Один из мужиков подхватывает кабатчика под руку.
- А таперь пошли мы все вместях, штоб без обману. Знаем мы тибе. Выноси народу водку под нашим глазом.
Едва протиснувшись через толпу, исчезают все в дверях кабака.
- Премного вам, батюшка-барин, благодарны. Вовек мы этого не забудем, што удостоили вы нас, необразованных... - и он тоже молниеносно кланяется в пояс, чуть не ударив лбом о колесо: - Народ, сами видите, гуляет нонче. Ить с Клиновки нашей, поди, десятка два завтри на Царицын повезем. На станцию «Лог» поедем, во какое дело. И Ванюша, сынок мой, знаитя вы яво, он к вам на мельницу сроду пшеничку молоть возит, идет. Забрили. - Мужик всхлипывает и вытирает нос рукавом рубахи, поднимая синие, тусклые от старости, замутненные слезами глаза: - Слышь, барин, а скажи ты мине, ну чего энтому германцу надоть? Што, у нас свово горя мало, што ли?
А с крыльца кабака уже раздают поблескивающие на солнце бутылки «белой головки». Народ жмет к входу в кабак, начинается давка, поднимается такой крик и гам, что лошади испуганно прядут ушами, нервничают.
- Ишь, чёрт лысай, два раза норовит!
- Тю, гля, вострая какая, и она, мокрохвостка, туды же лезет!
- Стой не разбей, туды твою в гриву!
- Да куды-ж ты прешь, в гроб, в спасение...
- Тащи, пока пристав с запретом не прискакал. Ить от дню набилизации пить боле не приказано!
Кабатчик подбегает снова и протягивает отцу бутылку водки:
- Вашсокларродия! Выпейте и вы с народом!

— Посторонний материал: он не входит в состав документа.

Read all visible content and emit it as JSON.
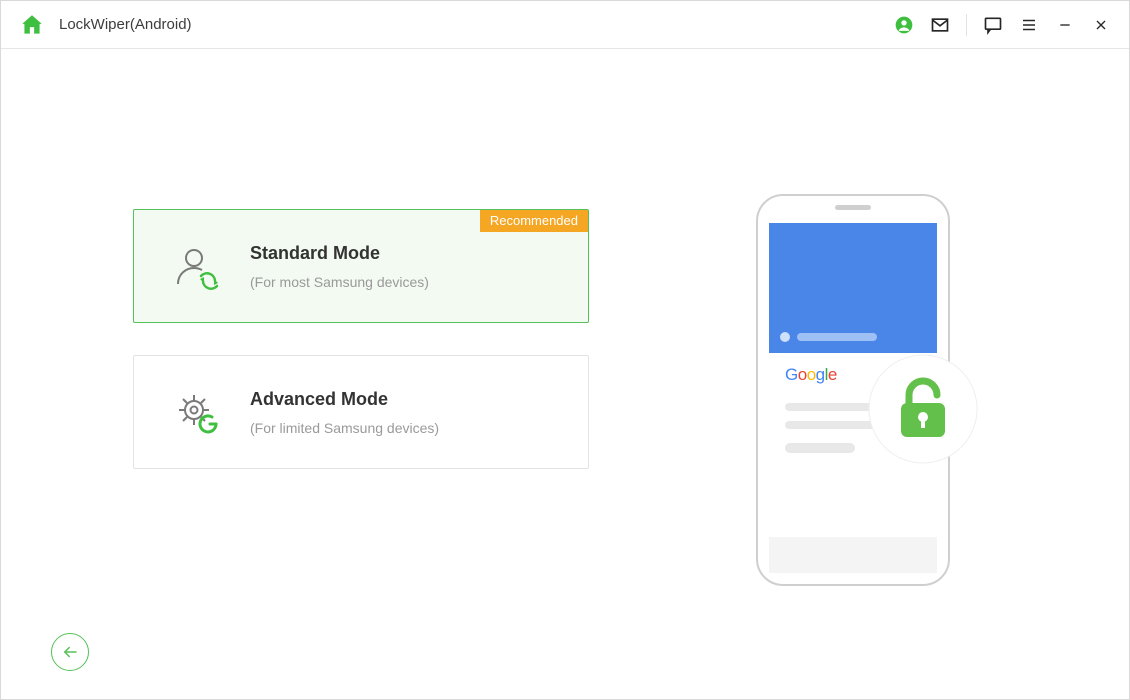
{
  "app": {
    "title": "LockWiper(Android)"
  },
  "cards": {
    "standard": {
      "badge": "Recommended",
      "title": "Standard Mode",
      "subtitle": "(For most Samsung devices)"
    },
    "advanced": {
      "title": "Advanced Mode",
      "subtitle": "(For limited Samsung devices)"
    }
  },
  "illustration": {
    "brand": "Google"
  },
  "colors": {
    "accent": "#56c158",
    "badge": "#f5a623",
    "phoneHeader": "#4a86e8"
  }
}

Страшно понравился тут отец Семену. Схватив из рук кабатчика водку, повернул он бутылку в левой руке, ударил в ее донышко ладонью правой, быстро и ловко, так как это и мужики делают, пробка летит высоко в воздух, а отец, став во весь рост в экипаже, кричит в толпу:
- За здоровье ваших новобранцев. Чтоб всем им живыми домой вернуться!
И, приложившись прямо к горлышку, пьет водку, как воду.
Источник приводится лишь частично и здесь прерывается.